Digital Libraries: Policy, Planning and Practice

Marie‐Laure Bouchet (New South Wales Department of Commerce)

Online Information Review

ISSN: 1468-4527

Article publication date: 1 March 2006

144

Keywords

Citation

Bouchet, M. (2006), "Digital Libraries: Policy, Planning and Practice", Online Information Review, Vol. 30 No. 2, pp. 198-199. https://doi.org/10.1108/14684520610659247

Publisher

:

Emerald Group Publishing Limited

Copyright © 2006, Emerald Group Publishing Limited


The editors state that this book aims to be a stimulating and informative handbook for library staff and information managers – an aim which it definitively achieves.
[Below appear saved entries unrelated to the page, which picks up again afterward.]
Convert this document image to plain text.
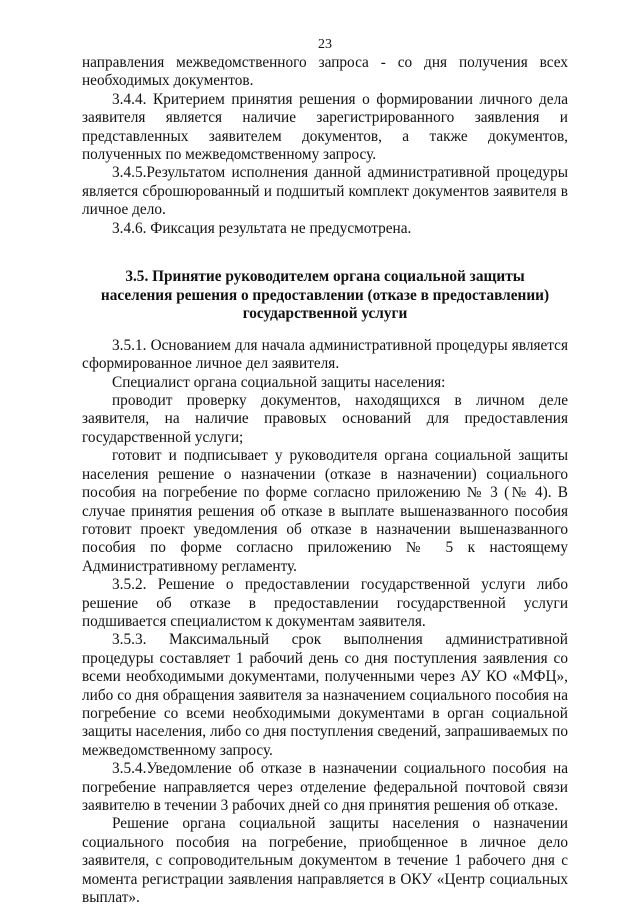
23

направления межведомственного запроса - со дня получения всех необходимых документов.

3.4.4. Критерием принятия решения о формировании личного дела заявителя является наличие зарегистрированного заявления и представленных заявителем документов, а также документов, полученных по межведомственному запросу.

3.4.5.Результатом исполнения данной административной процедуры является сброшюрованный и подшитый комплект документов заявителя в личное дело.

3.4.6. Фиксация результата не предусмотрена.

3.5. Принятие руководителем органа социальной защиты населения решения о предоставлении (отказе в предоставлении) государственной услуги

3.5.1. Основанием для начала административной процедуры является сформированное личное дел заявителя.

Специалист органа социальной защиты населения:

проводит проверку документов, находящихся в личном деле заявителя, на наличие правовых оснований для предоставления государственной услуги;

готовит и подписывает у руководителя органа социальной защиты населения решение о назначении (отказе в назначении) социального пособия на погребение по форме согласно приложению № 3 (№ 4). В случае принятия решения об отказе в выплате вышеназванного пособия готовит проект уведомления об отказе в назначении вышеназванного пособия по форме согласно приложению № 5 к настоящему Административному регламенту.

3.5.2. Решение о предоставлении государственной услуги либо решение об отказе в предоставлении государственной услуги подшивается специалистом к документам заявителя.

3.5.3. Максимальный срок выполнения административной процедуры составляет 1 рабочий день со дня поступления заявления со всеми необходимыми документами, полученными через АУ КО «МФЦ», либо со дня обращения заявителя за назначением социального пособия на погребение со всеми необходимыми документами в орган социальной защиты населения, либо со дня поступления сведений, запрашиваемых по межведомственному запросу.

3.5.4.Уведомление об отказе в назначении социального пособия на погребение направляется через отделение федеральной почтовой связи заявителю в течении 3 рабочих дней со дня принятия решения об отказе.

Решение органа социальной защиты населения о назначении социального пособия на погребение, приобщенное в личное дело заявителя, с сопроводительным документом в течение 1 рабочего дня с момента регистрации заявления направляется в ОКУ «Центр социальных выплат».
There is very much a higher education focus to the content, but the projects described cover practices and issues that are relevant to all types of libraries.

The first two papers consist of retrospective and current overviews of US national digital library research programs and the UK eLib national strategy of digital library development. The book is then divided into two parts: the first part has five papers on policy and planning issues; the second, five papers on implementation and practice. The final part is a summing up, with an eye to future areas of innovation.
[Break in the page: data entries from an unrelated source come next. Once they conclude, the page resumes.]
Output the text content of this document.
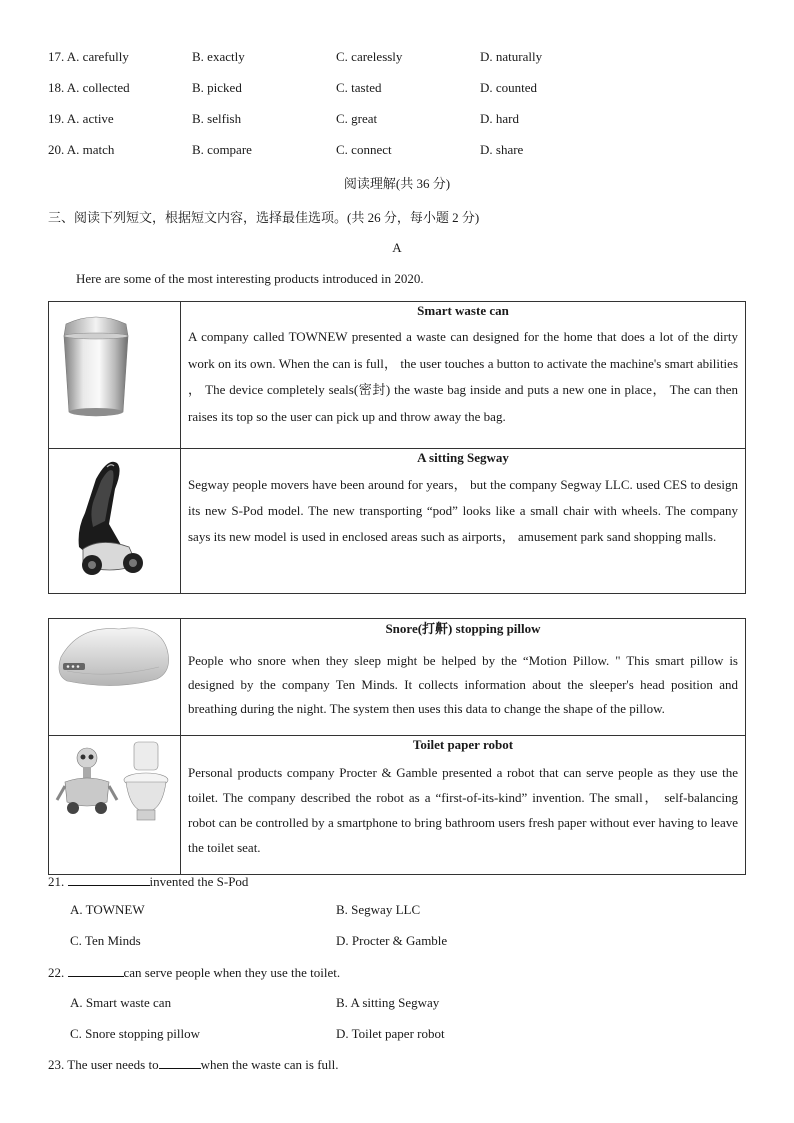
17. A. carefully	B. exactly	C. carelessly	D. naturally
18. A. collected	B. picked	C. tasted	D. counted
19. A. active	B. selfish	C. great	D. hard
20. A. match	B. compare	C. connect	D. share
阅读理解(共 36 分)
三、阅读下列短文，根据短文内容，选择最佳选项。(共 26 分，每小题 2 分)
A
Here are some of the most interesting products introduced in 2020.

Smart waste can
A company called TOWNEW presented a waste can designed for the home that does a lot of the dirty work on its own. When the can is full， the user touches a button to activate the machine's smart abilities ， The device completely seals(密封) the waste bag inside and puts a new one in place， The can then raises its top so the user can pick up and throw away the bag.

A sitting Segway
Segway people movers have been around for years， but the company Segway LLC. used CES to design its new S-Pod model. The new transporting “pod” looks like a small chair with wheels. The company says its new model is used in enclosed areas such as airports， amusement park sand shopping malls.

Snore(打鼾) stopping pillow
People who snore when they sleep might be helped by the “Motion Pillow. " This smart pillow is designed by the company Ten Minds. It collects information about the sleeper's head position and breathing during the night. The system then uses this data to change the shape of the pillow.

Toilet paper robot
Personal products company Procter & Gamble presented a robot that can serve people as they use the toilet. The company described the robot as a “first-of-its-kind” invention. The small， self-balancing robot can be controlled by a smartphone to bring bathroom users fresh paper without ever having to leave the toilet seat.
21.	invented the S-Pod
A. TOWNEW	B. Segway LLC
C. Ten Minds	D. Procter & Gamble
22.	can serve people when they use the toilet.
A. Smart waste can	B. A sitting Segway
C. Snore stopping pillow	D. Toilet paper robot
23. The user needs to	when the waste can is full.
The first two papers include a brief history of developments from the mid‐1990s, clearly recalling the vast changes in the methods of library and information provision in the past decade (remember using gopher as a means of navigating information on the internet?), as well as reminding us that there will always be change, as IT innovation continues and user needs change.
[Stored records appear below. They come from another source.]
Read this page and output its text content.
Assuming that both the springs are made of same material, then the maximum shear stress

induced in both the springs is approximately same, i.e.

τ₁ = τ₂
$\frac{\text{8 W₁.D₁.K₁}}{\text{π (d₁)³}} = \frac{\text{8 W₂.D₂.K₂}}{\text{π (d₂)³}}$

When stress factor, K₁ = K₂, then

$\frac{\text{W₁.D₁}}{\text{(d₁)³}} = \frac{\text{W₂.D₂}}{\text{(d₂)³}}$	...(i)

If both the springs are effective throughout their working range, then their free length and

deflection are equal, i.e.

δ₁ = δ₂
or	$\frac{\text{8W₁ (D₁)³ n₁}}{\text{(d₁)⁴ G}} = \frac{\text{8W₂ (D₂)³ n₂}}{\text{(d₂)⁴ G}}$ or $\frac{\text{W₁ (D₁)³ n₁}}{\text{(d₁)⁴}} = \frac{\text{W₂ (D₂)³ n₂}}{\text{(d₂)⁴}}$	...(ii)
The definition of a digital library from a 1997 Santa Fe workshop, quoted in the first paper, as “an environment to bring together collections, services and people in a full cycle of creation, dissemination, use and preservation activities”, seems the most meaningful of all attempted definitions. Some eight years later we are still trying to manage this environment. The papers in this collection enable the reader to grasp more fully the cycle incorporated in the definition, the issues involved and how we can contextualise them to the services we need to provide on a daily basis in our individual libraries.

The papers describe how the authors are managing a range of current thorny issues, how they have dealt with the theoretical frameworks and how this has worked out in practice. For example, “Building a digital library in 80 days” looks at these issues: standards, evaluation, preservation, legal issues, resource discovery etc.; considers how these affected the Glasgow Digital Library and how solutions were found, along with the lessons learned. Other papers focus in more detail on individual aspects, for example, preservation, digitisation, open access to journal articles.

A couple of worthwhile points to extract from the experiences of the authors are that the process can be as valuable as the results, and that e‐library services will not necessarily save money or space.

The papers, although describing primarily British projects, have been skilfully brought together by the editors to provide an interlocking picture of the digital library scene of relevance worldwide. It is clear to see that we have come a long and interesting way but that change and frustration still lie ahead.